À quoi sert la photographie, et qui la produit ? Les multiples réponses à la question définissent des catégories d’images autonomes possédant chacune leurs codes. La photo de famille, genre vivace s’il en est, n’est pas la photo de reportage, pas plus que la photographie d’architecture est sœur de la photographie scientifique. L’image émanera tour à tour d’un particulier, d’une agence de presse, d’un commanditaire privé ou d’une institution. Le cas du service photographique du ministère de l’Équipement nous rappelle que l’État est aussi un grand producteur de documents photographiques. Toujours actif aujourd’hui au sein d’un ministère changeant régulièrement d’appellation, le service est créé à la libération au sein du MRU (l’alors ministère de la Reconstruction et de l’Urbanisme), dans le but de documenter les travaux d’une France qui panse par le béton les destructions de la Seconde Guerre mondiale. Des précédents existaient : avant la guerre, en 1935, les Américains avaient doté la Farm Security Administration (FSA), agence d’aide à l’agriculture, d’une section photographique chargée de documenter les conditions de vie des paysans étasuniens. Quelques années plus tard, l’Office of War Information sera aussi un grand pourvoyeur d’images. Si le travail de la FSA a été très diffusé, en raison de la personnalité de certains de ses membres – Walker Evans, Dorothea Lange ou Gordon Parks –, le fond du MRU est resté plus confidentiel.
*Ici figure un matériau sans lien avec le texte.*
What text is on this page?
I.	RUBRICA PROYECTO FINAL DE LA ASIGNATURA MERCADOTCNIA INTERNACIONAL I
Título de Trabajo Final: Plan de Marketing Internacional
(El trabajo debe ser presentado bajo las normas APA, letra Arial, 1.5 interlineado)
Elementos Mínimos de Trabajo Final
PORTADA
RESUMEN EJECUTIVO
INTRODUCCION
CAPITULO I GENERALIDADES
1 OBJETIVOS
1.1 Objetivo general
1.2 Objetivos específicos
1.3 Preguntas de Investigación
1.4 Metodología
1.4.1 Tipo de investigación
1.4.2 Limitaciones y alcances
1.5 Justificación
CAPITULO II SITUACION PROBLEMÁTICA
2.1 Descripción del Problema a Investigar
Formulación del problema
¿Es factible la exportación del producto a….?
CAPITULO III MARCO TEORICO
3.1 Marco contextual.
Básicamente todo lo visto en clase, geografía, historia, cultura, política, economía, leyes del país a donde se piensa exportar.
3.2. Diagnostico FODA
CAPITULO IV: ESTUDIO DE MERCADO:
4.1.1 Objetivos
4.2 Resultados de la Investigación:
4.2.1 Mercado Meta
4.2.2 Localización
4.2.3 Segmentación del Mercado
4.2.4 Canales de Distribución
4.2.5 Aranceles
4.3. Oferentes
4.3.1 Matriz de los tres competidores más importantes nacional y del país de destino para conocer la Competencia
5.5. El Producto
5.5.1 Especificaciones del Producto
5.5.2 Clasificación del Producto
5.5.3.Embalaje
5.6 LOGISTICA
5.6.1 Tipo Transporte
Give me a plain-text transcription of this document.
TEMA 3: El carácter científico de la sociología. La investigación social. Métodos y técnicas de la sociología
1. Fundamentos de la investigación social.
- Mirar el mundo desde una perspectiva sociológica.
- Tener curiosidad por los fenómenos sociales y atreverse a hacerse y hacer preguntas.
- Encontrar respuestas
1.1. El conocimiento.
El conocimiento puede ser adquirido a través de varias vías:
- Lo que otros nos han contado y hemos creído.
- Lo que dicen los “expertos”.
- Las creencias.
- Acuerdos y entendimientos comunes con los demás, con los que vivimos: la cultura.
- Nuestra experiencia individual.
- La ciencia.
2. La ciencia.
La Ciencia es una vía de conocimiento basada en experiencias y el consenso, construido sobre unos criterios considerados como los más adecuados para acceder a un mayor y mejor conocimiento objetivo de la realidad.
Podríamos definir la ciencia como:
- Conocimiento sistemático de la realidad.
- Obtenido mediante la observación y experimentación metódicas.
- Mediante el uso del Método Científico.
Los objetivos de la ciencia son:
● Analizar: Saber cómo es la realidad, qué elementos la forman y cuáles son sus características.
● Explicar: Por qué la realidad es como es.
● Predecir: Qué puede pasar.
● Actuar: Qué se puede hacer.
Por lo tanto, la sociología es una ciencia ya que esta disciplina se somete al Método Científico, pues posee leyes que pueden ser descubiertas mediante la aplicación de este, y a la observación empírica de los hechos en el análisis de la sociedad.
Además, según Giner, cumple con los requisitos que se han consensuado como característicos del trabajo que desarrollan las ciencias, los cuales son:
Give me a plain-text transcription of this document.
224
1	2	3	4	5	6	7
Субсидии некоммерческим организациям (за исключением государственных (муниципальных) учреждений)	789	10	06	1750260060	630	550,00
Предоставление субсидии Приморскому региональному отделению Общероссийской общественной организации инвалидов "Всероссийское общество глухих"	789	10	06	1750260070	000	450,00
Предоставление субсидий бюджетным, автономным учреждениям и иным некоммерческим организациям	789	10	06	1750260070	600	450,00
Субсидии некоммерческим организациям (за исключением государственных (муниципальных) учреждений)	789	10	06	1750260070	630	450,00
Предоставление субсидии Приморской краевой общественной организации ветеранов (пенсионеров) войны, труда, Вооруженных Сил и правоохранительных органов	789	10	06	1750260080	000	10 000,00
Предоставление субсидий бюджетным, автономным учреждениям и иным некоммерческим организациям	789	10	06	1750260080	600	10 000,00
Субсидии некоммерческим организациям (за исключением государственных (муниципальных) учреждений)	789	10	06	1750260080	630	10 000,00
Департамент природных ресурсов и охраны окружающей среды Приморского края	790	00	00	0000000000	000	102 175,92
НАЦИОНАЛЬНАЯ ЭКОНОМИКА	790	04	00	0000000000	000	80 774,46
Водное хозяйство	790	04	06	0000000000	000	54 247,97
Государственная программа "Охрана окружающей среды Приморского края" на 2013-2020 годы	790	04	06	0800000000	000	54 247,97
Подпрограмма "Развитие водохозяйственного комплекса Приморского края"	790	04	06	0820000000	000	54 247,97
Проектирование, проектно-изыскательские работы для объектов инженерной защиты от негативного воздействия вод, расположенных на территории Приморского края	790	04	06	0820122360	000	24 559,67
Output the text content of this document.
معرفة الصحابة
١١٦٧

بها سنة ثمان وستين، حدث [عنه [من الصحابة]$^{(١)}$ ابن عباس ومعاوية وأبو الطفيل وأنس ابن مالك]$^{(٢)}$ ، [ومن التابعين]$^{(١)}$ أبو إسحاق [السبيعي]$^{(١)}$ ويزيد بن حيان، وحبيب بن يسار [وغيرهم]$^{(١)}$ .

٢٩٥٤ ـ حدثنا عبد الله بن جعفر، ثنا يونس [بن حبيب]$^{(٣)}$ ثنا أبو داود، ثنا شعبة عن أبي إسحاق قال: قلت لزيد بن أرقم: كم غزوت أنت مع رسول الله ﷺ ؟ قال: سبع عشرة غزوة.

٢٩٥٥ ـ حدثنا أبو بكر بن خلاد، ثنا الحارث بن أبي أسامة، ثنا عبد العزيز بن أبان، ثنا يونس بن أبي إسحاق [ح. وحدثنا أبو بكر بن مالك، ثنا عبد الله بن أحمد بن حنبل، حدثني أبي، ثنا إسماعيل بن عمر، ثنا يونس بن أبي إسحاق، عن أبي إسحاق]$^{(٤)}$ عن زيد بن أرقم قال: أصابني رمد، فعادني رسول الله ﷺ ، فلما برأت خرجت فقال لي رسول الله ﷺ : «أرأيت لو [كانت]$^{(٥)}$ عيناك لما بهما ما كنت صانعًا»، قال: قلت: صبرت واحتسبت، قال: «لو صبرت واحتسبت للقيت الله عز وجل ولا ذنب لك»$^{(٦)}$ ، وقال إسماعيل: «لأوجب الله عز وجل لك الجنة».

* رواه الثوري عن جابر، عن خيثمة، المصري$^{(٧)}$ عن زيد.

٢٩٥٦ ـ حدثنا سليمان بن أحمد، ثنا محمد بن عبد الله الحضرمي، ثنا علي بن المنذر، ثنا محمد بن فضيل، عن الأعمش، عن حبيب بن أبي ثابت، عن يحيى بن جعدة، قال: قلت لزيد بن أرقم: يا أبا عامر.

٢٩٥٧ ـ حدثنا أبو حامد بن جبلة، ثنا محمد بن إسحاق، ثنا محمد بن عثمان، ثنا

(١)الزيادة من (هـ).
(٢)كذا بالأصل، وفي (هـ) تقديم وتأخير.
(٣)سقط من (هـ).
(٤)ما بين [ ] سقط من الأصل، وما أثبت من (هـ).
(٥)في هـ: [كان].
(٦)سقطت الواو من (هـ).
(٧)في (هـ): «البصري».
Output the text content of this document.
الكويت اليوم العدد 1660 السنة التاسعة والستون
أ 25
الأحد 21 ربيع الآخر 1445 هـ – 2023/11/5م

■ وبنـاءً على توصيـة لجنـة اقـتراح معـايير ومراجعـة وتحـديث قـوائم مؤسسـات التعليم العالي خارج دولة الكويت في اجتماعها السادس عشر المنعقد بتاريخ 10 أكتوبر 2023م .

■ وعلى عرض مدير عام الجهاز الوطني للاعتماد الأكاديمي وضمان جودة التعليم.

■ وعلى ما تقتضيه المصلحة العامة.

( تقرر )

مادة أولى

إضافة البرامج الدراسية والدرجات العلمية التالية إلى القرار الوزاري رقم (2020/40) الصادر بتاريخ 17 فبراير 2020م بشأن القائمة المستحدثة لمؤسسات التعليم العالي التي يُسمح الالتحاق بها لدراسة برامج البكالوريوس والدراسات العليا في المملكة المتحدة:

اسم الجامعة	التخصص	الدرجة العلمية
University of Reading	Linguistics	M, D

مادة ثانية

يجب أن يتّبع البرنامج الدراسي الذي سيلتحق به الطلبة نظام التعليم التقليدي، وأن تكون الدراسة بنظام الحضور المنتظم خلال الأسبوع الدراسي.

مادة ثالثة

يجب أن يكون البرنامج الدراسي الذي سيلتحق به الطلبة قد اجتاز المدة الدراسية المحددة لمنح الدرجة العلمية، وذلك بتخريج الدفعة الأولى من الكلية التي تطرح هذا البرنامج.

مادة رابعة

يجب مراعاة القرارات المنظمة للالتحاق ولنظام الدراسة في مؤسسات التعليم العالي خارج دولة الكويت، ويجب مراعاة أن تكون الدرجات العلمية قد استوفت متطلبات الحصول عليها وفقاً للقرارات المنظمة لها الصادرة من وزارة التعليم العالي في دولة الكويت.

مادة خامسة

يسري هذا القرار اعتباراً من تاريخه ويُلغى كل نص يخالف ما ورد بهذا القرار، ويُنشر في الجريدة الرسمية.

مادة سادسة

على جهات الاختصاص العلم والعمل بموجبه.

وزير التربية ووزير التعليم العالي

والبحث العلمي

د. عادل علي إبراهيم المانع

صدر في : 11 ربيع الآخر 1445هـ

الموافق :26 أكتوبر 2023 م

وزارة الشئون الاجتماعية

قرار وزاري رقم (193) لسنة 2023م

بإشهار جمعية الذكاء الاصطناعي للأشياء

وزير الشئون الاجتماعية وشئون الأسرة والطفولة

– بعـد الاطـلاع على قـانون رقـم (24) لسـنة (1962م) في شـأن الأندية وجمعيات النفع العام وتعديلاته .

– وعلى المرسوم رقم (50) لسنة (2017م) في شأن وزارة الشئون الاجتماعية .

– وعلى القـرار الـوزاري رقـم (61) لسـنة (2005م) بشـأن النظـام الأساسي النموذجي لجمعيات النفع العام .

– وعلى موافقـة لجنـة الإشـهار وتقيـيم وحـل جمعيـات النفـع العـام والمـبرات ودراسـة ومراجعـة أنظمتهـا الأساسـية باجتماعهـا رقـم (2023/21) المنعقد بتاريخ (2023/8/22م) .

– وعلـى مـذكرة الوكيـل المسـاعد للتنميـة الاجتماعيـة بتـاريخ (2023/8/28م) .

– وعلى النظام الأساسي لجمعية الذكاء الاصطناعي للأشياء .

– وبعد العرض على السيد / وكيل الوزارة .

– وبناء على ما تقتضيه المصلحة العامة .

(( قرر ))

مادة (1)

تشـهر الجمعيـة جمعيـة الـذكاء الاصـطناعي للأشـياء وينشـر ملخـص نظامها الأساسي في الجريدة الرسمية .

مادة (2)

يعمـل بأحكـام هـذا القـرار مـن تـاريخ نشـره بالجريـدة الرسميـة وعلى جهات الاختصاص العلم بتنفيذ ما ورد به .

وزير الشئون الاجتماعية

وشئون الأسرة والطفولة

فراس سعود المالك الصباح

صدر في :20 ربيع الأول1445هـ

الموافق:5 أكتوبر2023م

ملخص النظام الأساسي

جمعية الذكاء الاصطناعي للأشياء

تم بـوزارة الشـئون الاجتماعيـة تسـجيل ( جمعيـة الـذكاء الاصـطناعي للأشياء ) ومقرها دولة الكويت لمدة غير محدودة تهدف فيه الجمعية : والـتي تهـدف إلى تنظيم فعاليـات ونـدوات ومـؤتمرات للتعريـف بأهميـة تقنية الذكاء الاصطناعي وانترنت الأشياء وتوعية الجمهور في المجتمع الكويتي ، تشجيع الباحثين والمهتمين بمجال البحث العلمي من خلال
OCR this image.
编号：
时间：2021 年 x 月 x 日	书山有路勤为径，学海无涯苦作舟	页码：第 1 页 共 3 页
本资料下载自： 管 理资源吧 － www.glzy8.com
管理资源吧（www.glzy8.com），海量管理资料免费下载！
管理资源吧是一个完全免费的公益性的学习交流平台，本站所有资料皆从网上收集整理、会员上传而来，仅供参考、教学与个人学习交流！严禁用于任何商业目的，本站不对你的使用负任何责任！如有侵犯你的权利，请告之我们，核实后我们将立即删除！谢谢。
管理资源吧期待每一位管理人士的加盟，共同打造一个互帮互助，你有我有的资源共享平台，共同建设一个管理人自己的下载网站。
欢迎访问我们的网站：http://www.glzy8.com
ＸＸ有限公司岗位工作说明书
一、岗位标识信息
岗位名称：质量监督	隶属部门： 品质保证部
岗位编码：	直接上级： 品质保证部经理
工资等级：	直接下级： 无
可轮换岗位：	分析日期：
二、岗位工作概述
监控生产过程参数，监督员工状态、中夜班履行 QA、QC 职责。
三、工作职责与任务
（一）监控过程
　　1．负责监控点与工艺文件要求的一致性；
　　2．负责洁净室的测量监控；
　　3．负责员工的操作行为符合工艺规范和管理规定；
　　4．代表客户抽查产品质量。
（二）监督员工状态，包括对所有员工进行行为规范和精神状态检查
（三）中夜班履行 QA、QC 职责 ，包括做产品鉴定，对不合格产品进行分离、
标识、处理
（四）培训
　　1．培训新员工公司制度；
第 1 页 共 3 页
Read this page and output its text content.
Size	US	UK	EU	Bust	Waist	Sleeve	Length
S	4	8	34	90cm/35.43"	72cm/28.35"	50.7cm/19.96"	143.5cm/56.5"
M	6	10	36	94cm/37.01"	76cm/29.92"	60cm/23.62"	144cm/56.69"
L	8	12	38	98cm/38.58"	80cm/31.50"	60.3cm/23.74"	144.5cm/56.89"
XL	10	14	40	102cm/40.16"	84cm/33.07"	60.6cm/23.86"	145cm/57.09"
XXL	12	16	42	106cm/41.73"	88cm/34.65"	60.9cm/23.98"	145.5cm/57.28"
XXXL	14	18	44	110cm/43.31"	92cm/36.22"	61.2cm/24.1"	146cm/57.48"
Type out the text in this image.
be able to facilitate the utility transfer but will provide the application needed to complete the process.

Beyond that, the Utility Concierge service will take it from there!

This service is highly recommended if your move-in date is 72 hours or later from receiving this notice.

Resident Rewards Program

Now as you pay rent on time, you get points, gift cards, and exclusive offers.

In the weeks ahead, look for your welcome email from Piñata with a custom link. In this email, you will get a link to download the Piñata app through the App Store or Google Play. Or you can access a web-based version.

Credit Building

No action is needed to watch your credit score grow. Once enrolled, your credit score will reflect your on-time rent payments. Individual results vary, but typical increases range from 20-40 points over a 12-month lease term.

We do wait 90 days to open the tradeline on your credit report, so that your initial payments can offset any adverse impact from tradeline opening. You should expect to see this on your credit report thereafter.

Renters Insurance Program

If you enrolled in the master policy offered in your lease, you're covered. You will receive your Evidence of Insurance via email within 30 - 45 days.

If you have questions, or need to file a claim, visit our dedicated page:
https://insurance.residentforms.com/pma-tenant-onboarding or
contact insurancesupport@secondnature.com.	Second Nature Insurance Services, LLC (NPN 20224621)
Les 36 000 photographies relatant l’histoire urbaine française entre les années charnières 1945 et 1958 sont entreposées aux archives nationales, où elles forment une « masse anonyme », selon Didier Mouchel, chercheur travaillant sur ce fond de documents rarement légendés ou commentés. Le crédit MRU remplace souvent le nom des auteurs, laissés dans l’ombre. D’un groupe de cinq photographes employés au ministère émergent Henri Salesse $(voir$ d’a $n° 189)$ ou Pierre Mourier, qui ont en commun d’avoir appartenu au service photographique de l’armée de l’air. Certaines images ont pu être réalisées par des photographes plus célèbres, embauchés occasionnellement par le ministère, ou par les délégués régionaux n’ayant pas de compétences particulières en photographie. La qualité des prises de vue est inégale. Sous les objectifs de ces opérateurs obscurs défile une France oubliée, celle du temps où les HLM étaient blanches, de l’époque où la modernité architecturale partait à la conquête d’un territoire dévasté.


Images à message


Créé apparemment sans référence à la FSA ou à d’autres initiatives similaires, le service photographique du MRU répondait à des besoins précis et multiples : servir de base de travail lors de réunions internes, faire des inventaires ou des relevés architecturaux, documenter des techniques constructives expérimentales, illustrer des enquêtes sociales et enfin diffuser et exposer l’action du ministère – une forme de propagande douce. « L’effort de reconstruction ayant été orienté en priorité vers l’industrie et la finance, il s’agissait de montrer que la construction de logement avançait, avec des moyens et des techniques modernes, reposant sur l’usage de béton, le recours à la préfabrication, d’où la mise en avant de certaines opérations répondant à ce type d’approches, explique Mouchel. Il fallait aussi convaincre les gens de construire selon des normes modernes, montrer l’éradication des taudis et l’émergence d’un urbanisme novateur. » La photographie était avec le cinéma, employé plus rarement, l’un de ces outils de la communication moderne. Les campagnes de prises de vue prenaient la forme de déplacements en province dépassant rarement la semaine. Le photographe était accueilli par des délégués locaux du ministère, qui l’emmenaient en tournée dans le département ou sur un site particulier. Selon Didier Mouchel, « la priorité revenait aux opérations financées par l’État, celle où le MRU était partie prenante, comme la cité de Noisy-le-Sec, l’îlot 4 à Orléans, avec l’idée constante de rassurer les populations sur le bon avancement des travaux ». Ces excursions empiriques laissent-elles un panorama exhaustif de l’urbanisme étatique des trente glorieuses ? « Il y a forcément des oublis, souligne Mouchel. Les archives du MRU, ce n’est pas la reconstruction de la France, mais la vision du ministère de la Reconstruction. » Une vision portée par un certain optimisme, une foi dans la puissance de l’État et le progrès. Un monde décidément révolu, dont seules les images de fringants logements sociaux conservent la trace.



La phrase

« Les milliers de photographies réalisées par les opérateurs du MRU illustrent aujourd’hui l’effort entrepris au lendemain de la guerre. Elles marquent aussi l’importance de l’image pour les commanditaires, qui devaient tout à la fois convaincre de la nécessité de construire et démontrer la qualité d’un urbanisme nouveau. » Danièle Voldman, dans Photographie à l’œuvre, enquêtes et chantiers de la reconstruction, 1945-1958, Le Point du Jour/éditions du Jeu de Paume, 2011.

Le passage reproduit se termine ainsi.